Im Warentransport gibt es vom einfachen Lastenrad über kleine Lieferwagen bis hin zu den dicken Brummis den Trend zum Elektroantrieb. So verfügt die Deutsche Post über ein eigens entwickeltes Elektrozustellfahrzeug. Der Schwerlastverkehr tendiert hingegen klar zur Wasserstofftechnologie, Batterien wären hier schlichtweg zu schwer und die Ladezeiten zu lange. In der Schweiz gibt es derzeit dazu ein Pilotprojekt zwischen den Firmen Hyundai und HS-Energy. Der nötige Wasserstoff stammt aus dem Flusskraftwerk Gösgen an der Aare. Auch Flugzeuge sind viel effizienter als früher und erreichen deutlich bessere Verbrauchswerte pro Person und Kilometer. Firmen wie Airbus überlegen zudem, ob sie Flugzeuge künftig aufgrund des geringen Gewichts mit Wasserstoff betreiben könnten. Und selbst die als umweltschonend geltende Bahn testet den Einsatz von Wasserstoff. So baut bspw. die Schweizer Firma Stadler Rail einen mit Wasserstoff und Brennstoffzellen betriebenen Zug für die USA und für die Zillertalbahn in Österreich.

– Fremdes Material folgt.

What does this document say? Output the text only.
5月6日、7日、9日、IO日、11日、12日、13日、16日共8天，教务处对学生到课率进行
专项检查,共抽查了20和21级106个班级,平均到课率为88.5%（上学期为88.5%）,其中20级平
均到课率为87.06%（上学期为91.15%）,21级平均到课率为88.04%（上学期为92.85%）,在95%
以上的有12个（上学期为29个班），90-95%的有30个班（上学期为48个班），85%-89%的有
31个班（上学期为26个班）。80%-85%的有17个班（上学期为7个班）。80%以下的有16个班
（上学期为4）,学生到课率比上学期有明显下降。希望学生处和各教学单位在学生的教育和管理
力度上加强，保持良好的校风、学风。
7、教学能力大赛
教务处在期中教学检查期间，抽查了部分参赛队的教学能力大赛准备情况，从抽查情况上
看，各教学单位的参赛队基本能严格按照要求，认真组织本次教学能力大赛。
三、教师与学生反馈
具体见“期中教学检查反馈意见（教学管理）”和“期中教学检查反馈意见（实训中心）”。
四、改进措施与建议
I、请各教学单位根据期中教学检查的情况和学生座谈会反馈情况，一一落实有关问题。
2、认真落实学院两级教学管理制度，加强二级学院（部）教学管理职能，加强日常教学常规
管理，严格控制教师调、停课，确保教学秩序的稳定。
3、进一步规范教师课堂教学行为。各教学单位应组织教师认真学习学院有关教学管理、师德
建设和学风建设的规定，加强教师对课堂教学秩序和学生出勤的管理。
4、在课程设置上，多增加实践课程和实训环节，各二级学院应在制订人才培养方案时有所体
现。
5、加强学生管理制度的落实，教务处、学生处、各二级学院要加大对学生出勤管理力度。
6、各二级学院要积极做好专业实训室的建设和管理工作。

Alternative Mobilitätskonzepte

Auch unser Individualverkehr steigt stetig an, weil viele inzwischen oft alleine oder zu zweit in Städten wohnen, zur Arbeit und zu Freizeitaktivitäten pendeln, gerne verreisen und wir uns viele Dinge nach Hause liefern lassen. Die öffentliche Hand versucht deshalb seit geraumer Zeit, durch Verkehrsplanung, durch Förderungen und Regulierungen den wachsenden Verkehrsstrom so zu leiten, dass das Zusammenleben gesichert und Umweltziele erreicht werden.
 
Dabei möchte die praktische Verkehrsplanung Verkehr möglichst gar nicht erst entstehen lassen. Politische Verkehrsplanung hingegen fördert gezielt positive Verkehrselemente, macht Umweltsündern das Leben schwer und verteuert unerwünschte Produkte. Verkehrsplaner setzen auf Radverkehr von Personen und Warentransporten, öffentlichen Verkehr und die Möglichkeit, über «Park und Ride» und Parkleitsysteme den Verkehr aus den Städten fernzuhalten. Auch Initiativen wie Carsharing werden gefördert. Angebote wie Mobility und CatchACar erfreuen sich zunehmender Beliebtheit. Sportliche Zeitgenossen wechseln zudem direkt vom Auto aufs Fahrrad, zumal viele Arbeitswege weniger als 10 km betragen, oder gehen gleich zu Fuss. Wieder andere steigen auf den öffentlichen Nahverkehr um, wenn er wie in der Schweiz gut ausgebaut ist. Die Politik greift also zu Zuckerbrot und Peitsche. Sie versucht, CO₂-neutralen Verkehr zu subventionieren und unliebsame Verkehrsmittel mittels einer CO₂-Steuer zu belasten.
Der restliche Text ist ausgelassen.